Balkan Mathematical Olympiad

Let the lines $BE$ and $ST$ intersect at point $L$. It is enough to prove that $AC$ passes through $L$, that is, the points $A,L,C$ are collinear (Figure 1).



We observe that the circles $c(O,R)$ and $c_1(K,KC)$ are homothetic with respect to homothety $H(C,m)$, that is, homothety with center $C$ and ratio $$m=\frac{R}{KC}.$$ Then the extension of $CS$ meets the circle ($c$) at a point $S_1$ homothetic to $S$ with respect to $H(C,m)$. The extension of $CT$ meets the circle ($c$) at a point $T_1$ homothetic to $T$ with respect to $H(C,m)$. Therefore the segment $S_1{T}_1$ is homothetic to the segment $ST$ and hence $ST\parallel S_1{T}_1$ (1)
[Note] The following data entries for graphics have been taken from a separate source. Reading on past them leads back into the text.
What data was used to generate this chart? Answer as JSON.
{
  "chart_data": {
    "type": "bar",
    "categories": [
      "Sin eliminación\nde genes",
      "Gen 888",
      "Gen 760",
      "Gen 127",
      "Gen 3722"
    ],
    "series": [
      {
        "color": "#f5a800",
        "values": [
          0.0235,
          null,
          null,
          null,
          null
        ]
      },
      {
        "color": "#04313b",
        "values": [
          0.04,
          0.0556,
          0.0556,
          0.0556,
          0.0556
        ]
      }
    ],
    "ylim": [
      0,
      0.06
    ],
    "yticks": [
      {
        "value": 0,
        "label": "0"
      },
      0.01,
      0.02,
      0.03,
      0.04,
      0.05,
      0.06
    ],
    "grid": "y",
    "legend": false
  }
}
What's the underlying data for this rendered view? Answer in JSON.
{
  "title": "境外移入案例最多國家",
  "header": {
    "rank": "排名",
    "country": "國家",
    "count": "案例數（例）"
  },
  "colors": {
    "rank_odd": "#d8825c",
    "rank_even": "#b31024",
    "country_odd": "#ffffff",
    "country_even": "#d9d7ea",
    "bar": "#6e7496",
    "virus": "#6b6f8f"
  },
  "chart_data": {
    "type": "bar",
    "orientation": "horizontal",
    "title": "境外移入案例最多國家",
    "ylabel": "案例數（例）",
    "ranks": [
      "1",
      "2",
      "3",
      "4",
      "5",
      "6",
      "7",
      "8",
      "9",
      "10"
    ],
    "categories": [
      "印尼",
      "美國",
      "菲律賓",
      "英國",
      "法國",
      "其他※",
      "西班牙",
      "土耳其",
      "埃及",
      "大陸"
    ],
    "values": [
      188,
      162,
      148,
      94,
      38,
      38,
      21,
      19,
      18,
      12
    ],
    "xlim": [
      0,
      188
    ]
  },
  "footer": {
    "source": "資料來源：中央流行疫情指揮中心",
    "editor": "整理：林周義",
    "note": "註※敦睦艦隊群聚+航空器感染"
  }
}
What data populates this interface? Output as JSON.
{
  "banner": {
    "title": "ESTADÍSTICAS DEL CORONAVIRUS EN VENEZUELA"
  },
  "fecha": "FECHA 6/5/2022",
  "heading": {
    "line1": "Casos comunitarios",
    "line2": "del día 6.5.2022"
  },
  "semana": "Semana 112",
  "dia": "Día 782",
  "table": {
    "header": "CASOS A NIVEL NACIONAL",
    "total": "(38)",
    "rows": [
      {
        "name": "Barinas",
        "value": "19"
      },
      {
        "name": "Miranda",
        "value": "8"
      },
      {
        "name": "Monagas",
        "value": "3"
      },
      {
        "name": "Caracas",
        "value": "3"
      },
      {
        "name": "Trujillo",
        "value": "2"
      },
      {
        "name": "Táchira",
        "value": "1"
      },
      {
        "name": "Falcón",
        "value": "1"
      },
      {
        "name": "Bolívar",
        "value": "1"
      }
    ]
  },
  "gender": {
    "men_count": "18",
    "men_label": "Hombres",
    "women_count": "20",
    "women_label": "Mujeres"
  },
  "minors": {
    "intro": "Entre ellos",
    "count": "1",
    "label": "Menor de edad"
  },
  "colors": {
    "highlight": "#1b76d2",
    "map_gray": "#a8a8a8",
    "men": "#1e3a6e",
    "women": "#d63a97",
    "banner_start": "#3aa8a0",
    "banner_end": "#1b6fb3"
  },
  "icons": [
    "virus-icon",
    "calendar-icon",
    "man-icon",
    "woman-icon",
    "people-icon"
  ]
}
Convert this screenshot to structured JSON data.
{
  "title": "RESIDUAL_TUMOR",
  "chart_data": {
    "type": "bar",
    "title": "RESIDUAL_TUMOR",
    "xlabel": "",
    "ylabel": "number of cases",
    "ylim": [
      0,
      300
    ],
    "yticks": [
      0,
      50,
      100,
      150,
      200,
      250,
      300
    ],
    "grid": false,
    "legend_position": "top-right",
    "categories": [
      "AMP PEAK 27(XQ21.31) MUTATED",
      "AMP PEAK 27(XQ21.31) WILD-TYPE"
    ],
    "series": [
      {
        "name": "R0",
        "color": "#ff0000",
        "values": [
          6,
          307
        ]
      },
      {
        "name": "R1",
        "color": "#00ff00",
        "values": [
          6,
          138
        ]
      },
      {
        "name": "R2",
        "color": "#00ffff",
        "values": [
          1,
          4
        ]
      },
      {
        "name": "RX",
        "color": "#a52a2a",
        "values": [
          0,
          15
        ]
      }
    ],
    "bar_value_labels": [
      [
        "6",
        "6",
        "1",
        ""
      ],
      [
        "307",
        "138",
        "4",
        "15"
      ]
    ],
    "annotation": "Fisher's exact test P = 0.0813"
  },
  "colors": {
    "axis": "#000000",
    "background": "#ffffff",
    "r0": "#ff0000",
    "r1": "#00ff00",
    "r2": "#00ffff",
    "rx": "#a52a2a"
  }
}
Since $ES$ and $ET$ are tangents to the circle ($c_1$), $EK$ is the perpendicular bisector of the segment $ST$. Hence $L$ is the midpoint of $ST$.

Moreover, $\angle AEB=90^{\circ }$, and hence $AE\perp EB$. Since $EB$ is the perpendicular bisector of $ST$, we have that: $ST\parallel AE$ (2)

From relations (1) and (2) we conclude that the quadrilateral $AE{S}_1{T}_1$ is isosceles trapezium and hence $E{S}_1=A{T}_1$ and thus $\angle EC{S}_1=\angle AC{T}_1$. (3)

Since $ES$ and $ET$ are tangents of the circumcircle of the triangle $CST$ (at $S$, $T$), $CE$ is the symmedian corresponding to the vertex $C$. $$\text{Hence }\angle EC{S}_1=\angle LC{T}_1.(4)$$ From relations (3) and (4) we conclude that the points $A,L,C$ are collinear.